Robert Genn, a successful artist, instructor, writer sends his “Twice-Weekly Letter” to artists the world over. In his September 2, 2011 letter he talks about paucity. This letter is particularly meaningful to me both as an artist and writer. His letter is reproduced here with his permission.
I was putting the title The Red Canoe on the back of a painting when my friend Joe Blodgett walked in and said, “Nice painting, too bad about the red canoe.”
After a couple of single malts I was looking at the painting through Joe’s eyes. I was pleasant enough when I urged him to go down to the smokehouse to get our smoked salmon, and while he was gone I took off the final varnish and hauled that canoe out of my picture.
Yesterday, Katharina Keoughan of Friendship, Maine wrote, “In your last letter you mentioned ‘the principle of paucity.’ What is paucity, and why is it good to have in one’s work?”
Thanks, Katharina. Paucity means “the presence of something in small or insufficient quantities or amounts; scarcity.” In our game, it’s one of the main principles. Apart from “His criticism shows a paucity of tact,” or “His resistance to Scotch shows a great deal of paucity,” most significant is the presence of paucity in our work.
“The secret of being a bore is to tell everything,” said Voltaire, and he wasn’t talking about his girlfriend, Emilie du Chatelet. A painting with paucity is one that tells you just enough to arouse your interest–perhaps leading to another excellent word–mystery. Unless the viewer is an engineer, give him too much info and he will yawn and go over to the wine and cheese. In some paintings it’s best to have viewers launch their own canoes.
Overwork, overstate and over-busy are three of the top boo-boos. We come by them honestly–from our innate human desire to give more. Sometimes it takes another person’s eyes to see there’s too much going on. Sometimes it’s painful to remove stuff. But art very often needs lines that disappear, it needs subjects that are suggested rather than told, it needs incomplete areas so viewers can complete for themselves. Our work does not have to be a seamless stream of cleverness.
The same is true in writing. Passages are almost always better when cut back. Writing is rewriting.

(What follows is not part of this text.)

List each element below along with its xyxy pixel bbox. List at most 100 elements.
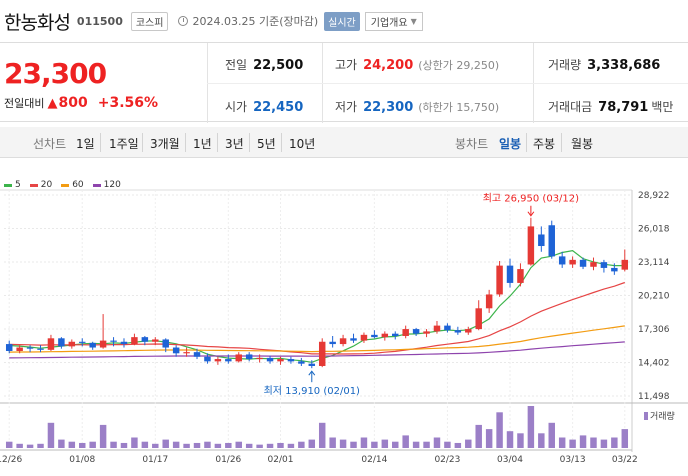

We eventually shipped my non-canoe painting. Through the magic of acrylic covering power, nobody knows what’s under there. Somewhere out in the Diaspora there’s a canoeless scene called “The Red Canoe.”
Thank you Robert for your words. Robert’s words are indicative to my driving points in the Victoriana series about clutter.

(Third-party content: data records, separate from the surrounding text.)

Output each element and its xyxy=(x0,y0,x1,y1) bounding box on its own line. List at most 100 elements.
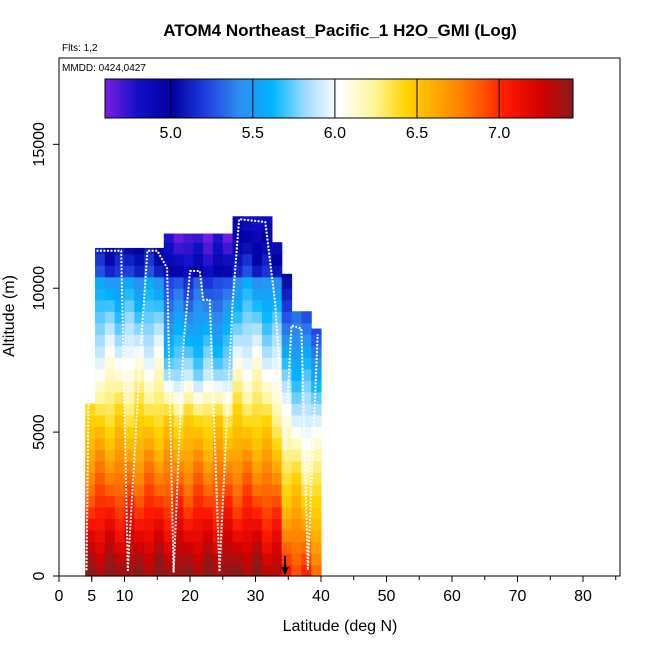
heatmap-cell xyxy=(193,495,204,508)
heatmap-cell xyxy=(203,334,214,347)
heatmap-cell xyxy=(104,322,116,335)
heatmap-cell xyxy=(144,357,155,370)
heatmap-cell xyxy=(183,380,194,393)
heatmap-cell xyxy=(153,449,165,462)
heatmap-cell xyxy=(271,426,283,439)
heatmap-cell xyxy=(271,518,283,531)
heatmap-cell xyxy=(183,368,194,381)
heatmap-cell xyxy=(153,460,165,473)
heatmap-cell xyxy=(232,529,243,543)
heatmap-cell xyxy=(301,564,312,577)
heatmap-cell xyxy=(281,288,293,301)
heatmap-cell xyxy=(222,483,234,497)
heatmap-cell xyxy=(104,506,116,520)
heatmap-cell xyxy=(104,460,116,473)
heatmap-cell xyxy=(311,518,322,531)
heatmap-cell xyxy=(193,541,204,554)
heatmap-cell xyxy=(114,403,126,416)
heatmap-cell xyxy=(281,460,293,473)
heatmap-cell xyxy=(271,345,283,358)
heatmap-cell xyxy=(144,265,155,278)
heatmap-cell xyxy=(252,276,263,289)
heatmap-cell xyxy=(193,437,204,450)
y-tick-label: 0 xyxy=(31,571,48,580)
heatmap-cell xyxy=(95,495,106,508)
heatmap-cell xyxy=(222,529,234,543)
heatmap-cell xyxy=(232,391,243,404)
heatmap-cell xyxy=(173,414,185,427)
heatmap-cell xyxy=(124,311,135,324)
heatmap-cell xyxy=(242,506,253,520)
heatmap-cell xyxy=(183,233,194,243)
heatmap-cell xyxy=(163,368,175,381)
heatmap-cell xyxy=(183,265,194,278)
heatmap-cell xyxy=(104,552,116,566)
heatmap-cell xyxy=(124,357,135,370)
heatmap-cell xyxy=(124,345,135,358)
heatmap-cell xyxy=(232,380,243,393)
heatmap-cell xyxy=(301,460,312,473)
heatmap-cell xyxy=(271,541,283,554)
heatmap-cell xyxy=(222,322,234,335)
heatmap-cell xyxy=(291,368,302,381)
heatmap-cell xyxy=(163,518,175,531)
heatmap-cell xyxy=(252,322,263,335)
heatmap-cell xyxy=(153,437,165,450)
heatmap-cell xyxy=(153,311,165,324)
heatmap-cell xyxy=(173,380,185,393)
heatmap-cell xyxy=(203,564,214,577)
heatmap-cell xyxy=(262,216,273,220)
heatmap-cell xyxy=(301,391,312,404)
heatmap-cell xyxy=(252,265,263,278)
heatmap-cell xyxy=(163,426,175,439)
heatmap-cell xyxy=(144,529,155,543)
heatmap-cell xyxy=(95,414,106,427)
heatmap-cell xyxy=(173,299,185,312)
heatmap-cell xyxy=(144,426,155,439)
heatmap-cell xyxy=(232,552,243,566)
heatmap-cell xyxy=(153,391,165,404)
heatmap-cell xyxy=(104,449,116,462)
heatmap-cell xyxy=(222,472,234,485)
heatmap-cell xyxy=(252,288,263,301)
heatmap-cell xyxy=(114,357,126,370)
heatmap-cell xyxy=(144,495,155,508)
heatmap-cell xyxy=(232,564,243,577)
heatmap-cell xyxy=(212,233,224,243)
heatmap-cell xyxy=(193,288,204,301)
heatmap-cell xyxy=(95,483,106,497)
heatmap-cell xyxy=(271,403,283,416)
heatmap-cell xyxy=(114,334,126,347)
heatmap-cell xyxy=(144,334,155,347)
heatmap-cell xyxy=(281,518,293,531)
heatmap-cell xyxy=(311,495,322,508)
heatmap-cell xyxy=(134,288,145,301)
x-tick-label: 10 xyxy=(116,588,134,605)
heatmap-cell xyxy=(85,541,96,554)
y-axis-label: Altitude (m) xyxy=(1,275,18,357)
heatmap-cell xyxy=(104,426,116,439)
heatmap-cell xyxy=(124,541,135,554)
heatmap-cell xyxy=(291,506,302,520)
heatmap-cell xyxy=(95,368,106,381)
heatmap-cell xyxy=(311,328,322,335)
heatmap-cell xyxy=(271,322,283,335)
heatmap-cell xyxy=(134,437,145,450)
heatmap-cell xyxy=(183,414,194,427)
heatmap-cell xyxy=(212,449,224,462)
heatmap-cell xyxy=(271,391,283,404)
heatmap-cell xyxy=(252,518,263,531)
heatmap-cell xyxy=(232,506,243,520)
heatmap-cell xyxy=(124,506,135,520)
heatmap-cell xyxy=(281,437,293,450)
heatmap-cell xyxy=(311,334,322,347)
heatmap-cell xyxy=(311,414,322,427)
heatmap-cell xyxy=(193,529,204,543)
heatmap-cell xyxy=(144,299,155,312)
heatmap-cell xyxy=(203,242,214,255)
heatmap-cell xyxy=(262,322,273,335)
heatmap-cell xyxy=(212,495,224,508)
heatmap-cell xyxy=(281,276,293,289)
heatmap-cell xyxy=(222,426,234,439)
heatmap-cell xyxy=(144,518,155,531)
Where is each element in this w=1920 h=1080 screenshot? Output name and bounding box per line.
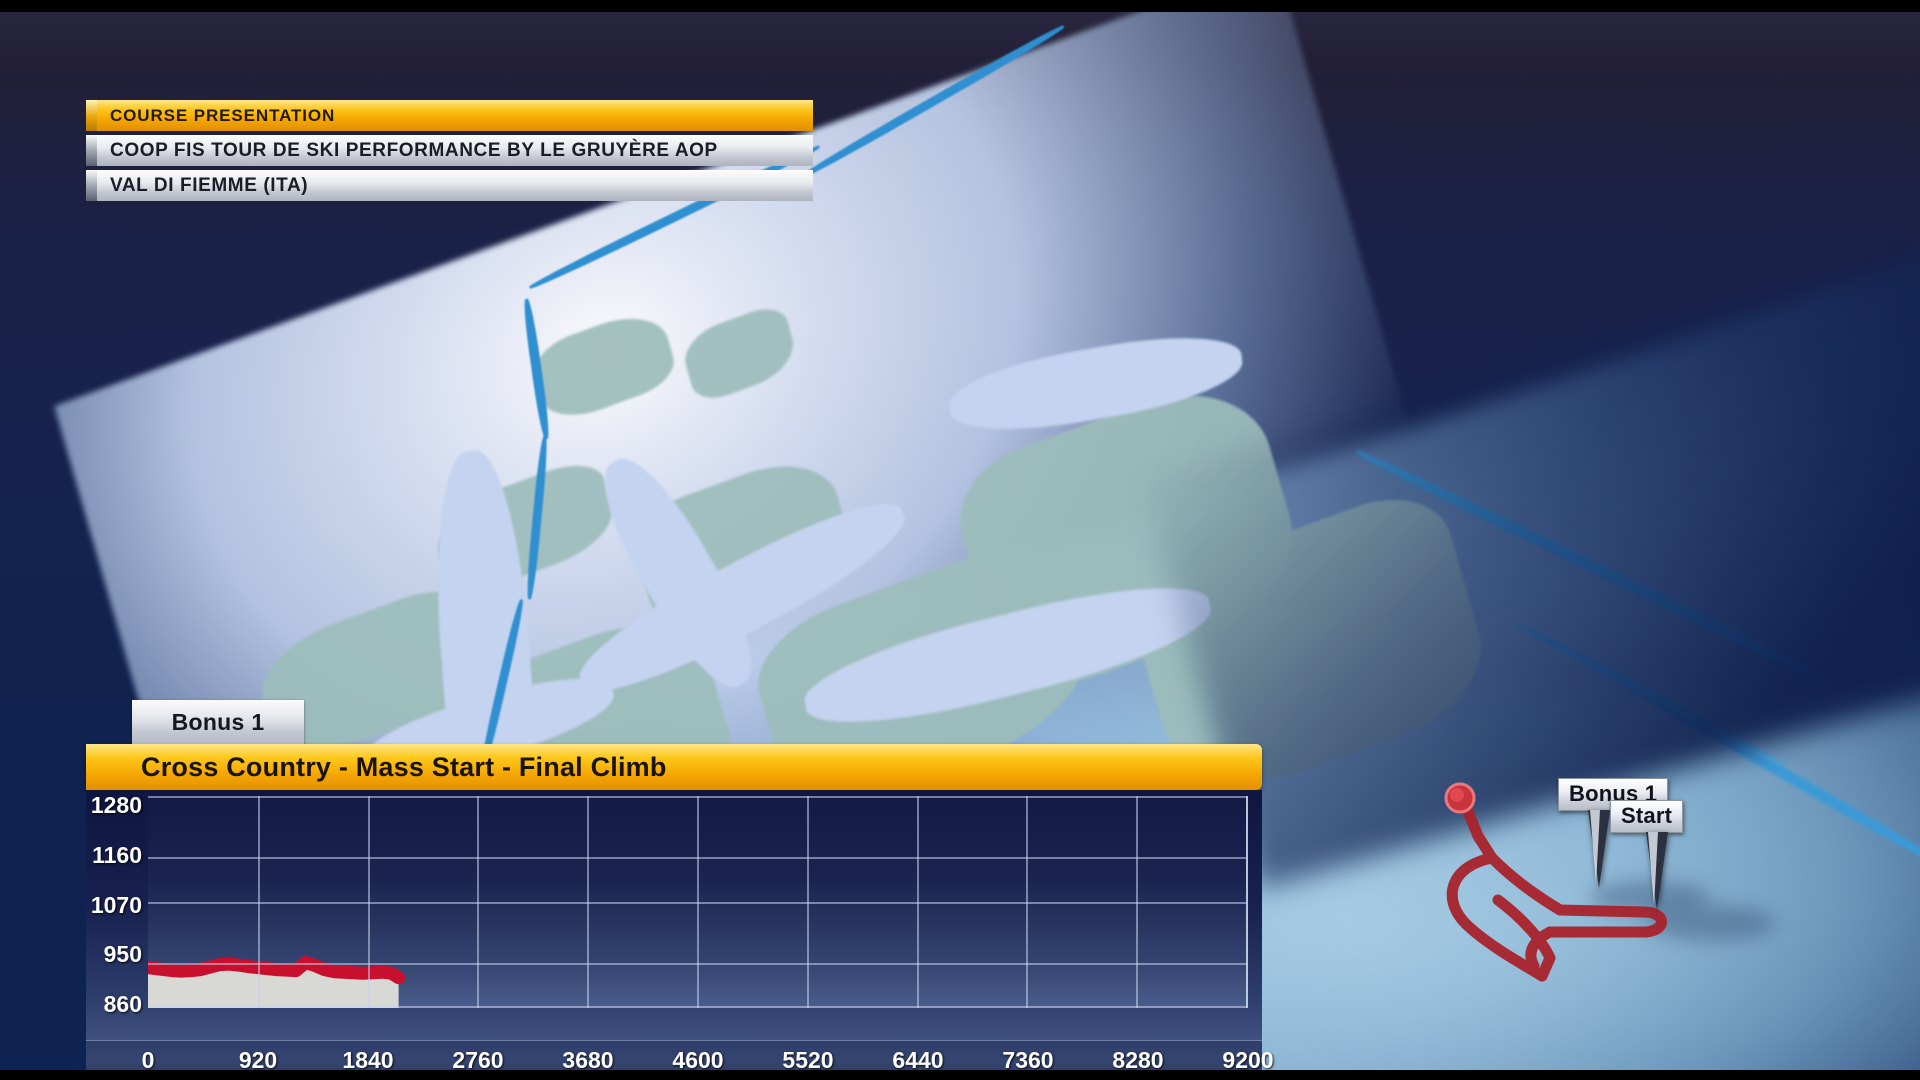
map-pin-start[interactable]: Start xyxy=(1610,800,1684,910)
elevation-chart-panel: Bonus 1 Cross Country - Mass Start - Fin… xyxy=(86,700,1274,1080)
grid-line-horizontal xyxy=(148,902,1246,904)
y-tick-label: 860 xyxy=(103,991,142,1017)
bonus-tab-label: Bonus 1 xyxy=(171,708,265,735)
letterbox-bottom xyxy=(0,1070,1920,1080)
grid-line-horizontal xyxy=(148,1006,1246,1008)
y-tick-label: 950 xyxy=(103,941,142,968)
pin-needle-icon xyxy=(1588,810,1610,888)
bonus-tab[interactable]: Bonus 1 xyxy=(132,700,304,744)
y-tick-label: 1070 xyxy=(90,891,142,918)
x-tick-label: 4600 xyxy=(672,1047,724,1073)
plot-area xyxy=(148,796,1248,1008)
chart-title-text: Cross Country - Mass Start - Final Climb xyxy=(141,751,667,782)
kicker-text: COURSE PRESENTATION xyxy=(110,105,336,125)
kicker-accent xyxy=(86,100,97,131)
title-block: COURSE PRESENTATION COOP FIS TOUR DE SKI… xyxy=(86,100,816,205)
grid-line-vertical xyxy=(1246,796,1248,1008)
route-spur xyxy=(1458,796,1498,864)
y-axis: 1280 1160 1070 950 860 xyxy=(86,790,148,1040)
y-tick-label: 1160 xyxy=(92,841,142,868)
pin-label: Start xyxy=(1621,803,1673,828)
pin-needle-icon xyxy=(1646,832,1668,910)
event-title: COOP FIS TOUR DE SKI PERFORMANCE BY LE G… xyxy=(110,139,718,161)
pin-label-plate: Start xyxy=(1610,800,1684,833)
profile-line xyxy=(148,963,399,978)
x-tick-label: 8280 xyxy=(1112,1047,1164,1073)
x-tick-label: 2760 xyxy=(452,1047,504,1073)
y-tick-label: 1280 xyxy=(90,792,142,818)
x-tick-label: 9200 xyxy=(1222,1047,1274,1073)
x-tick-label: 5520 xyxy=(782,1047,834,1073)
grid-line-horizontal xyxy=(148,962,1246,965)
chart-title-bar: Cross Country - Mass Start - Final Climb xyxy=(86,744,1262,790)
x-tick-label: 6440 xyxy=(892,1047,944,1073)
elevation-profile xyxy=(148,796,1246,1008)
x-tick-label: 920 xyxy=(238,1047,278,1073)
route-endpoint-core xyxy=(1450,788,1464,802)
x-tick-label: 0 xyxy=(141,1047,155,1073)
event-bar: COOP FIS TOUR DE SKI PERFORMANCE BY LE G… xyxy=(86,135,813,166)
event-accent xyxy=(86,135,97,166)
kicker-bar: COURSE PRESENTATION xyxy=(86,100,813,131)
venue-accent xyxy=(86,170,97,201)
course-route xyxy=(1444,782,1667,982)
x-tick-label: 3680 xyxy=(562,1047,614,1073)
venue-bar: VAL DI FIEMME (ITA) xyxy=(86,170,813,201)
chart-body: 1280 1160 1070 950 860 xyxy=(86,790,1262,1040)
letterbox-top xyxy=(0,0,1920,12)
x-tick-label: 1840 xyxy=(342,1047,394,1073)
venue-title: VAL DI FIEMME (ITA) xyxy=(110,174,309,196)
grid-line-horizontal xyxy=(148,856,1246,859)
x-tick-label: 7360 xyxy=(1002,1047,1054,1073)
grid-line-horizontal xyxy=(148,796,1246,798)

You can subscribe to Robert’s free Twice-Weekly Letter anytime. His pearls of wisdom are inspiring.
Have you ever looked at tree holes (sky holes) between branches? Are you inspired by what’s not there to write, to dream, to explore? As Robert requests of his readers, I request as well, read this letter and give us your input on the value of leaving things out.
Gail, I had something to say, but I thought I’d leave it out! I once heard it when related to negotiating…the one who says the least wins! In other words, letting someone fill in the blanks is definitely worthwile.
Eva, thanks for dropping by. You are absolutely correct. The last one to speak loses, or leave the blank spaces, not to say all the details. Not only for negotiating, but for music, writing and art. Who knows, maybe even for science and the lab bench? I will check with Tom to see if the theory is pervasive and covers science.
Gail – nice post. I’m a big fan of – more is less. It’s true in so many aspects of life, not just writing or art. I think so many of us, have so much – food, material goods, even love, that we’ve forgetten how to live simply (okay – for those who had no power all last week – don’t shoot me). Thank you for the thought provoking post.
My role as a designer has had “less is more” drummed into my head. And you know what, ya can’t go wrong with the philosophy. I had a missionary from Israel say to me when she visited the USA, “there are too many choices, i don’t know how to decide.”
Oh, I loved the line “the sky through the branches”…so evocative, Gail! Yes, less is definitely more in certain aspects of writing. Very nice post!
Hey Kristan, thank you
Gail, this is another thought-provoking post. The point about paucity is well taken. What’s writing, really, but filling up a hole? Putting words and meaning and story into a void that no one but you, the author, knew existed? Creating something out of nothing? The stories we write have to end somewhere on paper, but often it’s what is left unsaid at the conclusion that is the most compelling. That’s why we love romances so much — the Happily Ever After never happens in the narrative of the book. It happens, in our imaginations, in the empty space after The End.
Susannah, although I understand, I never thought about the romantic happy end. It’s in the intrigue of the journey where we pull the tread along with the reader through the hole to the happy end. It’s the same in all the arts. Allow the reader/viewer space.